As a librarian's assistant.

    The job itself didn't seem all too appealing to me, however the librarian had been so desperate for some help that she'd offered to pay me thirteen dollars an hour, which was almost three dollars more per hour than I'd make at the other job serving soup. The hours were perfect too. The librarian, Ms. Ellison, told me I could come in and work whenever, as long as I'd gotten everything that needed to be done finished by the end of the week. The hours were good, the work was easy, and she was so desperate that she hired me right on spot.

    I flickered through some of the pages on the hard-spined book absentmindedly as Ms. Ellison gave me a quick run down of everything that needed to be done. She told me I could come into work whenever, but I decided nights would be best.

    "So you see Ms. Knight, I need you to sort each and every one of the leathered covered book in alphabetical order and place them on the shelf over there." She pointed a long bony finger towards one of the tall shelves towards the back of the library. She'd been talking to me for well over an hour, reading off of a paper that had all the instructions for me typed down in Times New Roman. There was really no point in her going on and on, it was all pretty self-explanatory. If I got confused I could either read off the paper or ask her at the front desk.

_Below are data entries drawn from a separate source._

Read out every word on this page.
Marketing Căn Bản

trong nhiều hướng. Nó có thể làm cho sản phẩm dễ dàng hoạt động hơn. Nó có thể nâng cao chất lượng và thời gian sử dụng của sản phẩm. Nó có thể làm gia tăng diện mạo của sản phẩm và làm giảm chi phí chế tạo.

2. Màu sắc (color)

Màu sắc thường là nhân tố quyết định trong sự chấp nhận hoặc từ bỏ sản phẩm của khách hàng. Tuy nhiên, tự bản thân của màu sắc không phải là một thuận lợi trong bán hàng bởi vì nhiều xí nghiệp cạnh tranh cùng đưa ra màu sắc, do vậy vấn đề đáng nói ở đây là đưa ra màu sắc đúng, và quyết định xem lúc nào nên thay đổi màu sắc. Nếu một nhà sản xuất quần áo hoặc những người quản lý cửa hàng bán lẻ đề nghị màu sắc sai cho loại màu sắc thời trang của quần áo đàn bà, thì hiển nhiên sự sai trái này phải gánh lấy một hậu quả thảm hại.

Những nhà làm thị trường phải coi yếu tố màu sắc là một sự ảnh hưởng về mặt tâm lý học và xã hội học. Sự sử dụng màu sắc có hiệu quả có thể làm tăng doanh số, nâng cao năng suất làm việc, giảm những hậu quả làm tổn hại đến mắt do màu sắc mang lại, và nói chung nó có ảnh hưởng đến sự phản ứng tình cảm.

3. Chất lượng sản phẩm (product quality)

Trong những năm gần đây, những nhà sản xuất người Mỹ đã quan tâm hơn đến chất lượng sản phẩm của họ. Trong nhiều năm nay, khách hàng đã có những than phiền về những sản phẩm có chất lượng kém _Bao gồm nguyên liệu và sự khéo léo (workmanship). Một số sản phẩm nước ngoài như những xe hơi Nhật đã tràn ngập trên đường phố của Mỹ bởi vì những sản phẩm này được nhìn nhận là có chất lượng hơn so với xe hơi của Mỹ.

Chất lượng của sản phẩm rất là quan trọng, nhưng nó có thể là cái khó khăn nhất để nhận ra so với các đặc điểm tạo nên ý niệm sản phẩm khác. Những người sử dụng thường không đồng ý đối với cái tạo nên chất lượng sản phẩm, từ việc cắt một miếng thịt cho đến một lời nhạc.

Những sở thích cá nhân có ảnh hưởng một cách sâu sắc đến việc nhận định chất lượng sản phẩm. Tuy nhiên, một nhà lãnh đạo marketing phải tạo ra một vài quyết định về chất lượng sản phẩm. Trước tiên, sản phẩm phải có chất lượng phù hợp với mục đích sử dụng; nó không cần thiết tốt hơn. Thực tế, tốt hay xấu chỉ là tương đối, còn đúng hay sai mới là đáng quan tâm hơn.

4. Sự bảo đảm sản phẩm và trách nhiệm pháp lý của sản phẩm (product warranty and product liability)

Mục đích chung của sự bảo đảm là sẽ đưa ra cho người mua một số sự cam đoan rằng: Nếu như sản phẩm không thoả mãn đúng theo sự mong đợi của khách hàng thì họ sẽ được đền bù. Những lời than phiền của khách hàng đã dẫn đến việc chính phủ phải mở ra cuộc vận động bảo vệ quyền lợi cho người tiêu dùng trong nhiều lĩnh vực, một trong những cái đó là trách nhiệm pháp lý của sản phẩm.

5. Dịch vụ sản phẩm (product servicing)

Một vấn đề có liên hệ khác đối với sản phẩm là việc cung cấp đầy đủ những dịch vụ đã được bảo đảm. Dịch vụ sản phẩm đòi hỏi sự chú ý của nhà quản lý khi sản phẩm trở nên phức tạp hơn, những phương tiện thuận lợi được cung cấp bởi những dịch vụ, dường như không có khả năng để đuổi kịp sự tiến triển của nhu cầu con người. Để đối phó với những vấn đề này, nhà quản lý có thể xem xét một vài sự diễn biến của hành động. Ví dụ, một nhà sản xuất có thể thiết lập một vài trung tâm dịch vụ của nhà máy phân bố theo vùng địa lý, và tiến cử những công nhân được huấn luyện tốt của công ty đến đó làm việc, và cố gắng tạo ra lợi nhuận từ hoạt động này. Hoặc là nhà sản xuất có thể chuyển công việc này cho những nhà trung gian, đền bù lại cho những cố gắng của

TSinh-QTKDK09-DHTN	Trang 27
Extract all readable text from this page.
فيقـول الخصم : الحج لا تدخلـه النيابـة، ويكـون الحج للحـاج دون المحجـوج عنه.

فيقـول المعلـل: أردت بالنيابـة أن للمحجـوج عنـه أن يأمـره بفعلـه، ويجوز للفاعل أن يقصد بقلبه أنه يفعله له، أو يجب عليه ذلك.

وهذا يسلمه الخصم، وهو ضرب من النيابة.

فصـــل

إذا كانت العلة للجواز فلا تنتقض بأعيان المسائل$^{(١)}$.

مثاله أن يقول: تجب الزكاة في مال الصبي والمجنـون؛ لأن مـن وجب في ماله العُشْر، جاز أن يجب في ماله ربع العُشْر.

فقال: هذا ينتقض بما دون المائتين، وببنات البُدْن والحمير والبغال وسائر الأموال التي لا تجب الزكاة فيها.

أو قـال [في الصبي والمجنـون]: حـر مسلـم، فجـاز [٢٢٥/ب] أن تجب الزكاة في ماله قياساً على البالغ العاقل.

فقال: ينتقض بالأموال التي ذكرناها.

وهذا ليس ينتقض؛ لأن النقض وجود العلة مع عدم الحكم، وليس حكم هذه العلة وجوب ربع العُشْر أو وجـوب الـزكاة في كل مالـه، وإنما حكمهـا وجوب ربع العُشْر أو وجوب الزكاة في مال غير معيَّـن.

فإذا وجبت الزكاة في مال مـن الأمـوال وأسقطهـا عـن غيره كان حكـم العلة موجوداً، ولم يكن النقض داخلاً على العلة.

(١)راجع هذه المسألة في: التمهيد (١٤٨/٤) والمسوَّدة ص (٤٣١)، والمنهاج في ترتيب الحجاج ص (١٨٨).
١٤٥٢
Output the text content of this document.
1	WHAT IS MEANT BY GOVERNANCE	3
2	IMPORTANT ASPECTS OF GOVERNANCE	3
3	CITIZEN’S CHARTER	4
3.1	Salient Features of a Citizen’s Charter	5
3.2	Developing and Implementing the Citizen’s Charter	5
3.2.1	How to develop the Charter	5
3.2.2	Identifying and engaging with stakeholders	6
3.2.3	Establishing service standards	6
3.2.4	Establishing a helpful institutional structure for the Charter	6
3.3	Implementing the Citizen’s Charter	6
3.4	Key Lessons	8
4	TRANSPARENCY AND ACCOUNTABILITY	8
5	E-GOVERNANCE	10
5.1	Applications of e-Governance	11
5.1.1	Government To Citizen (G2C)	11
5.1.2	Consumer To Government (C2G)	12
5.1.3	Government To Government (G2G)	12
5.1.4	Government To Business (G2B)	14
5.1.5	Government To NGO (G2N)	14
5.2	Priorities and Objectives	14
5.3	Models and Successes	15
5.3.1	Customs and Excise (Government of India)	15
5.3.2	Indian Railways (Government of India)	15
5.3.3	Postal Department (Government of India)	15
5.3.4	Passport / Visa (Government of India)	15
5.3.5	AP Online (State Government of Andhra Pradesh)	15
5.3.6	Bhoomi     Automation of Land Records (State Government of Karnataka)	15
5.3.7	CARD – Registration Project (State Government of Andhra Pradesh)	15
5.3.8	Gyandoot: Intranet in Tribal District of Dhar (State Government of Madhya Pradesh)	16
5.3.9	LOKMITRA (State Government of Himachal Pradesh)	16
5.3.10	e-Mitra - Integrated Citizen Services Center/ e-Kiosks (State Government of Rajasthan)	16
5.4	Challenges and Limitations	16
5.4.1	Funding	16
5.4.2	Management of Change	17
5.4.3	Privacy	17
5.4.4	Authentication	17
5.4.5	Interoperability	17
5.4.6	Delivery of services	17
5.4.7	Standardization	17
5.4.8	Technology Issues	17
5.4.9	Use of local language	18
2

    I stared at the older woman and pretending like I was listening intently. After awhile her voice began to drown me out in my own thoughts.

    Her strawberry blonde hair was immaculately held together in a chignon with only one or two visible fly-aways that I could see from my spot on the maroon carpet. Her finger nails were a tinge of yellow with no nail polish, and were cut into a coffin shape. Her dark lipstick lined her lips perfectly, and although she was an older woman, her teeth were a bright white. Everything about her screamed high-maintenance - not that that was a bad thing. I wondered how a woman like her could stand to work in such a scattered library.